Don't get me wrong: Give the impoverished family a better life; let host Ty Pennington be chiseled and incredibly dim while weeping with the grateful family or staring wide-eyed in deep respect for their plight. But there's a glut of housing across the country. Let's buy the family an existing house in a great location and save all the construction materials. Let's give them hybrid cars to cut down on their gas costs and solar panels on the roof to cut their energy bills--these folks do have to heat and cool these buildings, after all. Some of the most expensive realities of living green are the start-up costs; but, since the show is providing that anyway, let the needy people reap the benefits of eco-living while teaching the home viewer about green housing and giving the planet a freaking break. Even if the show's sponsors throw in an EnergyStar appliance here or there, with seven-bedroom homes, deluxe kitchens and baths, and multi-car giveaways, the overarching lesson of "Extreme Makeover: Home Edition" is that happiness lies in a huge, sprawling home with themed bedrooms, state-of-the-art entertainment centers, and 15-person leather sectionals from Pottery Barn.
There is some environmentally friendly reality TV out there.
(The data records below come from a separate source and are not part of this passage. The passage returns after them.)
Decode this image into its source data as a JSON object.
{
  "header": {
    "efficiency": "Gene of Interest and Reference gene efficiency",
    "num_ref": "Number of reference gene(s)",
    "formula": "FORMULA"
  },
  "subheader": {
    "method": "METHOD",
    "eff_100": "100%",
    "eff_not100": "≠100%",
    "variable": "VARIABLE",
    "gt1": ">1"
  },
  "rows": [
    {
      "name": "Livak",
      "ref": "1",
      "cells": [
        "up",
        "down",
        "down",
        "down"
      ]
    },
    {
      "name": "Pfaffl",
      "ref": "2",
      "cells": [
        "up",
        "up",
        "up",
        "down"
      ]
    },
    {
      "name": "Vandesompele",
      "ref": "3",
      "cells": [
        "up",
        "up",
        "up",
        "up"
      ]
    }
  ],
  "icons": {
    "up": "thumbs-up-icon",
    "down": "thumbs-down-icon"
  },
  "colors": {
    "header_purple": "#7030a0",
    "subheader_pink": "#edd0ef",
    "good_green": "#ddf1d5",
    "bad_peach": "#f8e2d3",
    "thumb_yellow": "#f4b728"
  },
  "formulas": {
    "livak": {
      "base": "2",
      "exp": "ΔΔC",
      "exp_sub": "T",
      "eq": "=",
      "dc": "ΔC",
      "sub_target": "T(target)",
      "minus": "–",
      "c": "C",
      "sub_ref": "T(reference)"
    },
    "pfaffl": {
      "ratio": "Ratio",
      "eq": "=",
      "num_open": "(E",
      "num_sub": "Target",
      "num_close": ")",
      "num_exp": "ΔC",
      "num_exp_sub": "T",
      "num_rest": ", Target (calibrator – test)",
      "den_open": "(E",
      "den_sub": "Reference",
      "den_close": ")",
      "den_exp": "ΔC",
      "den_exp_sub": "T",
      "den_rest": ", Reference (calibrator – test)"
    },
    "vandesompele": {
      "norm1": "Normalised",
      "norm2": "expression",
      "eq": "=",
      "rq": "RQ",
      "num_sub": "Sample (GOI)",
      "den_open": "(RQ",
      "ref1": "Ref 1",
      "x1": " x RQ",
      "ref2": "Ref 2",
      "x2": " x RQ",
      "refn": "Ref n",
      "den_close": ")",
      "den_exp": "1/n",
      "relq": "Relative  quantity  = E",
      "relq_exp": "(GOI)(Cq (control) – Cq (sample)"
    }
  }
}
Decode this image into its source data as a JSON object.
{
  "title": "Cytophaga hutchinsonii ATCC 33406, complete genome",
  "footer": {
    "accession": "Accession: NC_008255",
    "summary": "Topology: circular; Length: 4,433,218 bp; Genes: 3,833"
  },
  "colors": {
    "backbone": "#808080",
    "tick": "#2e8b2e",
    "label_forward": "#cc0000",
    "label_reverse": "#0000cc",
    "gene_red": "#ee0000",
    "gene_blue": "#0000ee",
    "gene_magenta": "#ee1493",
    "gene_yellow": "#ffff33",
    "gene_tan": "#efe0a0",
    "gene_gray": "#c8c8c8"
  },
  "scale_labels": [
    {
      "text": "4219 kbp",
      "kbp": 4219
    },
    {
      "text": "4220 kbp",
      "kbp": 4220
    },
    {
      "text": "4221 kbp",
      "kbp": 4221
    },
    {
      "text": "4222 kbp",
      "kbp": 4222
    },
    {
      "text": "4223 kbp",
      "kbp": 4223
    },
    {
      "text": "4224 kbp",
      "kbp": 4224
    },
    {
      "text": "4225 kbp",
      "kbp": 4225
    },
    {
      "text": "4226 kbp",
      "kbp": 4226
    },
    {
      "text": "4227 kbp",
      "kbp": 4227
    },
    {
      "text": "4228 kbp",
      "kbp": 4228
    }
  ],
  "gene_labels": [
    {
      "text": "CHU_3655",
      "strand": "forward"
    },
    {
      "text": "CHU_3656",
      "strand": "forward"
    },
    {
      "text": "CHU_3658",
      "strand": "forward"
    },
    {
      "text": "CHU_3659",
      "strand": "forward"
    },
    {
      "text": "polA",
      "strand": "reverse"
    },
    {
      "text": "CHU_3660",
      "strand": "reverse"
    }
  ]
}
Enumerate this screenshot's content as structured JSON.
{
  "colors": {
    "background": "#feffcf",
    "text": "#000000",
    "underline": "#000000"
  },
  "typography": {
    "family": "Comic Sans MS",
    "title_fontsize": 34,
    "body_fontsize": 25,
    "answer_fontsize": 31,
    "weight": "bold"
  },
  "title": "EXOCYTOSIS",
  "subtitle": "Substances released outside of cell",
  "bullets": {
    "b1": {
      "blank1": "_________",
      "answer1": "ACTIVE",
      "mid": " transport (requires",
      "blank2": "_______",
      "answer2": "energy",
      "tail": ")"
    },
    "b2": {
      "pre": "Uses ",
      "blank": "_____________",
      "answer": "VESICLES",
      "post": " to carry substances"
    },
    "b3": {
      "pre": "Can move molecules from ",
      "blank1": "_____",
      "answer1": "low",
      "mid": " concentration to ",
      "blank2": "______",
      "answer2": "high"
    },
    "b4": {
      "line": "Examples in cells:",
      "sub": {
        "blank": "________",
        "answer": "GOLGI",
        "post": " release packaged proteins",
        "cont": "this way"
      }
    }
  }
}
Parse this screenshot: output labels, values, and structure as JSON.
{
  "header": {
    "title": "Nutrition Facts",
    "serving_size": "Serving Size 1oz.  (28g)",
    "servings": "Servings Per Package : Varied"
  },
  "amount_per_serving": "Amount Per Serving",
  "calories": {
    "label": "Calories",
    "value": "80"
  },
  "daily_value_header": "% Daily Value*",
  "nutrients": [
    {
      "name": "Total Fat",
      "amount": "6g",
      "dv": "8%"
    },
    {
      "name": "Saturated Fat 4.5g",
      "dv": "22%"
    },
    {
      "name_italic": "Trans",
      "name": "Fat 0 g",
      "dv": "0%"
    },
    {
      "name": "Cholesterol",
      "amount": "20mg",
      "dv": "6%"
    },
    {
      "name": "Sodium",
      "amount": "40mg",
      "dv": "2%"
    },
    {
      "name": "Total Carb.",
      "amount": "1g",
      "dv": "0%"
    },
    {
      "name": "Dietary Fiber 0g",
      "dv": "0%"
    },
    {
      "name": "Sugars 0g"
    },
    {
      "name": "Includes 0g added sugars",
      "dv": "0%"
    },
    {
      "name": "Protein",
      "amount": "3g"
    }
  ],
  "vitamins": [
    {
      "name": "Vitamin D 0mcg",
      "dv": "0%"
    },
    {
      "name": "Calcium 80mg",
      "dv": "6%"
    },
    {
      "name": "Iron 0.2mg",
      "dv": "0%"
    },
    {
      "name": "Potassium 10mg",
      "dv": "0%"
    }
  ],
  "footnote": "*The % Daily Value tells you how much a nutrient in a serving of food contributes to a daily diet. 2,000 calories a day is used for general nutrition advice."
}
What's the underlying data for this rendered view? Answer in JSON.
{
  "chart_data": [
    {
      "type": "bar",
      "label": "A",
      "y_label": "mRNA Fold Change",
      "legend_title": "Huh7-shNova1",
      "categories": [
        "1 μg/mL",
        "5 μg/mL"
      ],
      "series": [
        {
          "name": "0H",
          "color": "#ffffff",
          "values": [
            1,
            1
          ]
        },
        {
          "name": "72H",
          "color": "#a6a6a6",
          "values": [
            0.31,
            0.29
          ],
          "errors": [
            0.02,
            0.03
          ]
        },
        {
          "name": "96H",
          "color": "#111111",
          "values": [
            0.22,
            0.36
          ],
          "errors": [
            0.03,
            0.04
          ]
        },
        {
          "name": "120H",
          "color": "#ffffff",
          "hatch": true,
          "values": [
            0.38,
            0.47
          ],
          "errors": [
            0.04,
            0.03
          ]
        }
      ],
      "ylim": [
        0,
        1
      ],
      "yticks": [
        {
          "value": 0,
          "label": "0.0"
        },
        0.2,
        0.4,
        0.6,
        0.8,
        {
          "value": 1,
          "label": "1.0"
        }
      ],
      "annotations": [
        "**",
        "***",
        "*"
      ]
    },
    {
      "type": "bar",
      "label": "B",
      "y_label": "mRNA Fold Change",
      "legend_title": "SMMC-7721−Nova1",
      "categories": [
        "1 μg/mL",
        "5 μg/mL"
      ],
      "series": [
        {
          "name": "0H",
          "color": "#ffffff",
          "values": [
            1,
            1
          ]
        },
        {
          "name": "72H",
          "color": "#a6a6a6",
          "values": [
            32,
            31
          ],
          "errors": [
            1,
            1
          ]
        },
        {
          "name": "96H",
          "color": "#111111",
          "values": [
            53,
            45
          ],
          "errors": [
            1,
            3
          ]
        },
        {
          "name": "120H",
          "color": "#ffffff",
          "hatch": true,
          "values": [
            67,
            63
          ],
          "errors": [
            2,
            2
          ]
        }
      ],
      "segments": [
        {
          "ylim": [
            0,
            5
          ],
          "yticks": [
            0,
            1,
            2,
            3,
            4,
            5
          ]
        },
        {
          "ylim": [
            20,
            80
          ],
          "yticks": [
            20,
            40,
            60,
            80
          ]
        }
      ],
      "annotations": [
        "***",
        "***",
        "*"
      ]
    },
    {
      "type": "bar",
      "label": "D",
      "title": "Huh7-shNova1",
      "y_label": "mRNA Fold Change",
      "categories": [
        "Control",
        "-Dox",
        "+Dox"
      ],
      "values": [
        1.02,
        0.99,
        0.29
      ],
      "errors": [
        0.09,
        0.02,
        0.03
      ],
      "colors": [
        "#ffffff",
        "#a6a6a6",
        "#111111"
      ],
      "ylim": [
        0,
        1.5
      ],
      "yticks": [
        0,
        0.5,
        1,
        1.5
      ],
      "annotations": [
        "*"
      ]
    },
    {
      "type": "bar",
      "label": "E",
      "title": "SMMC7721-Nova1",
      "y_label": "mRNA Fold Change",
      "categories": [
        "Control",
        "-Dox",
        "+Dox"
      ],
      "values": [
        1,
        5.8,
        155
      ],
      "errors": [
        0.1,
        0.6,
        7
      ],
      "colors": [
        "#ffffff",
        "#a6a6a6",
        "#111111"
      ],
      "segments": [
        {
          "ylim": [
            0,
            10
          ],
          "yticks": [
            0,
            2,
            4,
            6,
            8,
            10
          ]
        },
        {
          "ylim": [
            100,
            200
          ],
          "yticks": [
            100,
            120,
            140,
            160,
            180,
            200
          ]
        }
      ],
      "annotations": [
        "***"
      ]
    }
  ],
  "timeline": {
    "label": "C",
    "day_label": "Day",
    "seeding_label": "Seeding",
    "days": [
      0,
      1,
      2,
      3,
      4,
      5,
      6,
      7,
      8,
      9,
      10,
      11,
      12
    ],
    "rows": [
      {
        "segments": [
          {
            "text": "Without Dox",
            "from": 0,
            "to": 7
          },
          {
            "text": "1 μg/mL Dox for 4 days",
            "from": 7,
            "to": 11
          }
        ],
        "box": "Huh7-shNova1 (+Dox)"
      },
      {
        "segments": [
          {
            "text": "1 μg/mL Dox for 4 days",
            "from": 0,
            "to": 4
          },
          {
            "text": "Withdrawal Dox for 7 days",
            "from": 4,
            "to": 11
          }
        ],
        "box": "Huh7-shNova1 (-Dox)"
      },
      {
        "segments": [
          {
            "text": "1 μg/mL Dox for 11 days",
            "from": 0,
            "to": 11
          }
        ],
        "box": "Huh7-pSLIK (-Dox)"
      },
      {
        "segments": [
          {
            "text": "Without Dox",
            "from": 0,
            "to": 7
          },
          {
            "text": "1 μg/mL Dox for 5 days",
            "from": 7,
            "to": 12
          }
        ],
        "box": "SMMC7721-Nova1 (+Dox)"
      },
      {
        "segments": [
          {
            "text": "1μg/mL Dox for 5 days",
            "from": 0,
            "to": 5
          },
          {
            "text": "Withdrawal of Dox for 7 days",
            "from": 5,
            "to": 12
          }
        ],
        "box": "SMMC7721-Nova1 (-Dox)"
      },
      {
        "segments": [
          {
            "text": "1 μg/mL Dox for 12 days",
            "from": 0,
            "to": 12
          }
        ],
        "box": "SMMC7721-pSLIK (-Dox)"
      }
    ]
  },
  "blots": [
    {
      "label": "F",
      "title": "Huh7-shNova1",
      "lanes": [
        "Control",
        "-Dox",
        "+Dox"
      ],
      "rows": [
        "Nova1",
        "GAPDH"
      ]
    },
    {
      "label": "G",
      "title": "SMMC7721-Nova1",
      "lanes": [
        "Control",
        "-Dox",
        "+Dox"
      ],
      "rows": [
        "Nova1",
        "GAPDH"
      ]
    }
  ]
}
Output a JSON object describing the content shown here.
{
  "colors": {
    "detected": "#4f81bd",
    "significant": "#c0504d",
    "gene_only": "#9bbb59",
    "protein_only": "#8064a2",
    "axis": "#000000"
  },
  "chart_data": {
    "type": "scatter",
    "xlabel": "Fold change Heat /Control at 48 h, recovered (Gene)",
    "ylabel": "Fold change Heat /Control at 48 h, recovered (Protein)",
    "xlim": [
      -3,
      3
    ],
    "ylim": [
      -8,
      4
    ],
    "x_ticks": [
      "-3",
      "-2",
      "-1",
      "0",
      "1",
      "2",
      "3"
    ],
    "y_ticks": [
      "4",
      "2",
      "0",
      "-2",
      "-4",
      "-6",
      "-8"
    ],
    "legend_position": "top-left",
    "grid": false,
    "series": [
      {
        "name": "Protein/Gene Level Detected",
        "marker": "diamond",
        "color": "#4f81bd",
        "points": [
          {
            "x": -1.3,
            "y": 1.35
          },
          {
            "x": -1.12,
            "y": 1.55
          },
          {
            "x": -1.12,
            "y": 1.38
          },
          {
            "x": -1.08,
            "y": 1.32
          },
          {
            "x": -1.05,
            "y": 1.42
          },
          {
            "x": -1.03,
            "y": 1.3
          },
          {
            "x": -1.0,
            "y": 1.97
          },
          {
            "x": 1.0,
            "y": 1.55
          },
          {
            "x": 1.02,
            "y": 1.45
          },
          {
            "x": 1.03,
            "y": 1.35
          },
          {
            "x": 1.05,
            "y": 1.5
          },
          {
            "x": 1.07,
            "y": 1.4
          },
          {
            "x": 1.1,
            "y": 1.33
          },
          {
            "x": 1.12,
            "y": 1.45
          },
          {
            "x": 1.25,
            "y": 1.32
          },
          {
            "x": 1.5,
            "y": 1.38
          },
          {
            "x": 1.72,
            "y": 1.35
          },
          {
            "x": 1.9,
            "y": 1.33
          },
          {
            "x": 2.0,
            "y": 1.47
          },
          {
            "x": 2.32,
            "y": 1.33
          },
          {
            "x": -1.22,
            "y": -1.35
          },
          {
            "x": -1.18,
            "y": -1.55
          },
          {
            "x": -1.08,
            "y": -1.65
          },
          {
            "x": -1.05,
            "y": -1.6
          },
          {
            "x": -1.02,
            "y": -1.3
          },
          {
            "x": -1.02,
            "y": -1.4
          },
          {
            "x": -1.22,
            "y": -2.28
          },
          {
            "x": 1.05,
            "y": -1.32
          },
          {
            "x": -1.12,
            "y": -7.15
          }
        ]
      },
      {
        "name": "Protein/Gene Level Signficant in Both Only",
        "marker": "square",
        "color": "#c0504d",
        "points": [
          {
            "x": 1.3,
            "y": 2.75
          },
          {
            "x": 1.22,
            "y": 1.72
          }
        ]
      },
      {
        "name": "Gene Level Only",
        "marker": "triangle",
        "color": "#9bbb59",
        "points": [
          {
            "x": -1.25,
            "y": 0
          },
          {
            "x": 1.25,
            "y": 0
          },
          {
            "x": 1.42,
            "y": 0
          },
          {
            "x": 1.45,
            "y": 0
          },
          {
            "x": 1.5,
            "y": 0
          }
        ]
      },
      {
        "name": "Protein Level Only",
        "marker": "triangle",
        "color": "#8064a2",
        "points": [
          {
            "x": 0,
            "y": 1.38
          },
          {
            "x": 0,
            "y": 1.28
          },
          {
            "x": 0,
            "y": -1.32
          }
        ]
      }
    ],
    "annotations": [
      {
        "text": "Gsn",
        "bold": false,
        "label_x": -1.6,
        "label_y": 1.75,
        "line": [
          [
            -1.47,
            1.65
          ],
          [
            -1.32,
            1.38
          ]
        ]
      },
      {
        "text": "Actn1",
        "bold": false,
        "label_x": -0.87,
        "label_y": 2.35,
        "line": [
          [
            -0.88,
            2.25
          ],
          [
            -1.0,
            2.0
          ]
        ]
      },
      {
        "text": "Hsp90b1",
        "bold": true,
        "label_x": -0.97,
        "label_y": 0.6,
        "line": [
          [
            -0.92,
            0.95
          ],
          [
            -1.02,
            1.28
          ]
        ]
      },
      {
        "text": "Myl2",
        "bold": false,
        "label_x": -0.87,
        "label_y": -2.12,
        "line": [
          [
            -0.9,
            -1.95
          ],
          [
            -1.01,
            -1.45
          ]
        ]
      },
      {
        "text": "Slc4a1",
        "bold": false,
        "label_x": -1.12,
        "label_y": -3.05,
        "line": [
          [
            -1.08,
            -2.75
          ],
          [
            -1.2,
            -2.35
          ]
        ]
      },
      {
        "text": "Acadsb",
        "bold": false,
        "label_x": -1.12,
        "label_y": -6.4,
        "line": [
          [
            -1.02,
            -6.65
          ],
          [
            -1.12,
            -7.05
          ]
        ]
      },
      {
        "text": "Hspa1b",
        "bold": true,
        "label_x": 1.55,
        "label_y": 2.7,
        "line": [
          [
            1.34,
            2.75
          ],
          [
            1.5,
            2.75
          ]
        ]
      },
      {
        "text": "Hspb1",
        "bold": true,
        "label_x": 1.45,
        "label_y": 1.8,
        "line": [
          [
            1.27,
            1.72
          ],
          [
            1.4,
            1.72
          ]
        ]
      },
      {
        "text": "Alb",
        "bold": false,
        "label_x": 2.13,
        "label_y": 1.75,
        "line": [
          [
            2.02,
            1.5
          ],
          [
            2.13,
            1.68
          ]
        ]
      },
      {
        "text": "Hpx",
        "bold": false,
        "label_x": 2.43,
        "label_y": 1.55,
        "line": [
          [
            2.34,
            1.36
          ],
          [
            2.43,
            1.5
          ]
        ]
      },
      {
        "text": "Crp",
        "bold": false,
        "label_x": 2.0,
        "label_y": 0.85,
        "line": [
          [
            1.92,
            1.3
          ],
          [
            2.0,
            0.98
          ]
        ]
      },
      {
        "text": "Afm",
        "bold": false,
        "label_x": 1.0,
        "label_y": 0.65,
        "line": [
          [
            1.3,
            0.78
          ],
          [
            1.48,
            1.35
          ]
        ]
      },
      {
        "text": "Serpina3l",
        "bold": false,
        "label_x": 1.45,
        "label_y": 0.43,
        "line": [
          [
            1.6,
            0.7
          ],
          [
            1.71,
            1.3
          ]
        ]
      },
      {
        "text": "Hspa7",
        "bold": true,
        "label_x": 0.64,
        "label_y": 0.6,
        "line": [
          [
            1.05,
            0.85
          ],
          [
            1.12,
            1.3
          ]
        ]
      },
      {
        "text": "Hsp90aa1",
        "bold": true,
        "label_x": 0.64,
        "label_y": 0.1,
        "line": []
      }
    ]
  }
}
The Discovery Channel quietly flies under the radar with its riveting series "Planet Earth," a show that might just remind folks how insanely awe-inspiring the planet is; a show that takes pains to demonstrate the effects of all this traveling, building, and consuming on the planet; and a show that even had their production crew travel eco-consciously. Of course, changing the channel might mean that we would miss all of Ty Pennington's labyrinthine homages to pastel as well as the "Fast Cars and Superstars'" color commentary--"He is setting a new paradigm for greatness in celebrity racing history! Whatever 'paradigm' means"--but I'm willing to risk it.